Baby tiger rejected by mother becomes friends with smuggled cub confiscated at Mexico border

A baby tiger that was found when a teenager tried to smuggle it across the border from Mexico got a new playmate Monday: a 9-week-old endangered Sumatran tiger that was rejected by his mother.

The two cubs were introduced at the San Diego Zoo Safari Park, where their adorable tussling was recorded on video.

The new cub, a male, was flown in with his keepers from the Smithsonian’s National Zoo in Washington, D.C. He was born there July 11, but his mother began to display aggressive behavior toward him and the two were separated. The mother tiger, Damai, was on a breeding loan to the National Zoo from the San Diego Zoo, and has already displayed signs of going back into mating behavior.

The zoos determined together that the cub should be transferred to San Diego for care by keepers there.

“We knew we had one, similar age. We knew if the two were together, they’d do much better being raised together,” said Andy Blue, associate curator of mammals at the San Diego Zoo Safari Park.

The cub slept most of the way across the country to San Diego on a commercial flight.

The other cub, also a male and believed to be about 7 weeks old, was found during a vehicle inspection at the Otay Mesa border crossing on Aug. 23. Two days after being put into the care of the zoo, he was doing well. He is a Bengal tiger, also an endangered species.

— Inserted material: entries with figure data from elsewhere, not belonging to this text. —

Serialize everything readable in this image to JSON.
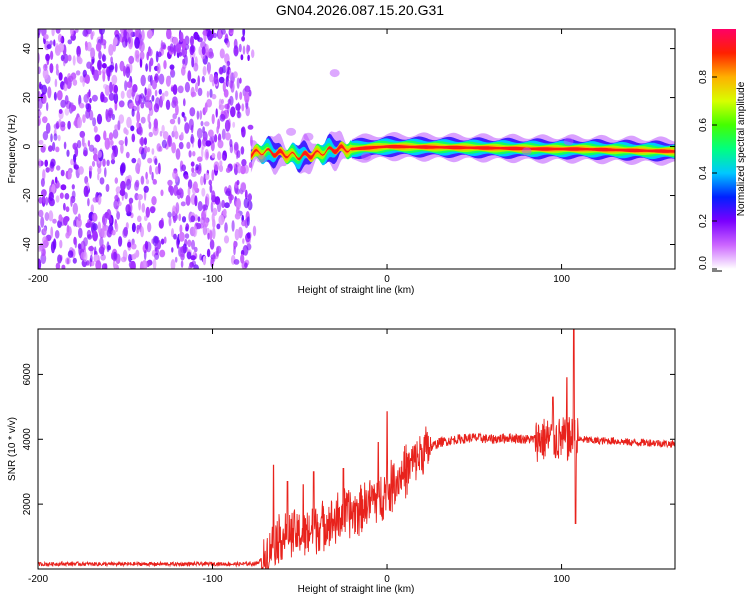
{
  "title": "GN04.2026.087.15.20.G31",
  "chart_data": [
    {
      "type": "heatmap",
      "xlabel": "Height of straight line (km)",
      "ylabel": "Frequency (Hz)",
      "xlim": [
        -200,
        165
      ],
      "ylim": [
        -50,
        48
      ],
      "xticks": [
        "-200",
        "-100",
        "0",
        "100"
      ],
      "yticks": [
        "40",
        "20",
        "0",
        "-20",
        "-40"
      ],
      "colorbar": {
        "label": "Normalized spectral amplitude",
        "range": [
          0,
          1
        ],
        "ticks": [
          "0.0",
          "0.2",
          "0.4",
          "0.6",
          "0.8"
        ]
      },
      "features": {
        "noise_region_x": [
          -200,
          -78
        ],
        "signal_track": [
          {
            "x": -78,
            "y": -3
          },
          {
            "x": -70,
            "y": -2
          },
          {
            "x": -60,
            "y": -3
          },
          {
            "x": -50,
            "y": -4
          },
          {
            "x": -40,
            "y": -3
          },
          {
            "x": -30,
            "y": -1
          },
          {
            "x": -20,
            "y": -1
          },
          {
            "x": 0,
            "y": 0
          },
          {
            "x": 50,
            "y": -0.5
          },
          {
            "x": 90,
            "y": -1
          },
          {
            "x": 110,
            "y": -1
          },
          {
            "x": 165,
            "y": -2
          }
        ]
      }
    },
    {
      "type": "line",
      "xlabel": "Height of straight line (km)",
      "ylabel": "SNR (10 * v/v)",
      "xlim": [
        -200,
        165
      ],
      "ylim": [
        0,
        7400
      ],
      "xticks": [
        "-200",
        "-100",
        "0",
        "100"
      ],
      "yticks": [
        "6000",
        "4000",
        "2000"
      ],
      "color": "#e8221c",
      "series": [
        {
          "points": [
            [
              -200,
              150
            ],
            [
              -180,
              160
            ],
            [
              -160,
              150
            ],
            [
              -140,
              155
            ],
            [
              -120,
              150
            ],
            [
              -100,
              160
            ],
            [
              -85,
              150
            ],
            [
              -75,
              170
            ],
            [
              -70,
              350
            ],
            [
              -65,
              900
            ],
            [
              -60,
              1000
            ],
            [
              -55,
              1100
            ],
            [
              -50,
              1050
            ],
            [
              -45,
              1150
            ],
            [
              -40,
              1300
            ],
            [
              -35,
              1450
            ],
            [
              -30,
              1500
            ],
            [
              -25,
              1650
            ],
            [
              -20,
              1750
            ],
            [
              -15,
              1900
            ],
            [
              -10,
              2100
            ],
            [
              -5,
              2250
            ],
            [
              0,
              2400
            ],
            [
              5,
              2700
            ],
            [
              10,
              3000
            ],
            [
              15,
              3300
            ],
            [
              20,
              3550
            ],
            [
              25,
              3750
            ],
            [
              30,
              3900
            ],
            [
              40,
              4000
            ],
            [
              50,
              4050
            ],
            [
              60,
              4000
            ],
            [
              70,
              4050
            ],
            [
              80,
              4000
            ],
            [
              90,
              4000
            ],
            [
              100,
              4000
            ],
            [
              105,
              4000
            ],
            [
              110,
              4000
            ],
            [
              120,
              3950
            ],
            [
              130,
              3950
            ],
            [
              140,
              3900
            ],
            [
              150,
              3900
            ],
            [
              165,
              3850
            ]
          ]
        }
      ],
      "spikes": [
        {
          "x": -65,
          "y": 3200
        },
        {
          "x": -57,
          "y": 2700
        },
        {
          "x": -48,
          "y": 2600
        },
        {
          "x": -42,
          "y": 3000
        },
        {
          "x": -25,
          "y": 3100
        },
        {
          "x": -5,
          "y": 3900
        },
        {
          "x": 0,
          "y": 4850
        },
        {
          "x": 95,
          "y": 5300
        },
        {
          "x": 103,
          "y": 5900
        },
        {
          "x": 107,
          "y": 7400
        },
        {
          "x": 108,
          "y": 1400
        }
      ]
    }
  ]
}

Zoo officials initially planned to wait a few days to introduce the two cubs, but because the cub who arrived from D.C. showed no signs of stress, the pair got a brief period to visit together Monday afternoon.

They were allowed to see each other for about a half-hour, and then they were allowed to get in physical contact.

“Instantly, they bonded. You can see them playing, getting along well. It’s the best thing for both of them to be together,” Blue said.

Video showed them wrestling and licking each other.

They’re on the same bottle-feeding schedule since they’re of similar age, and are both beginning to eat meat, Blue said.

If all goes well, guests to the Safari Park will be able to see the cubs together through the nursery window at the Ione and Paul Harter Animal Care Center from 9 a.m. to 5 p.m. Tuesday.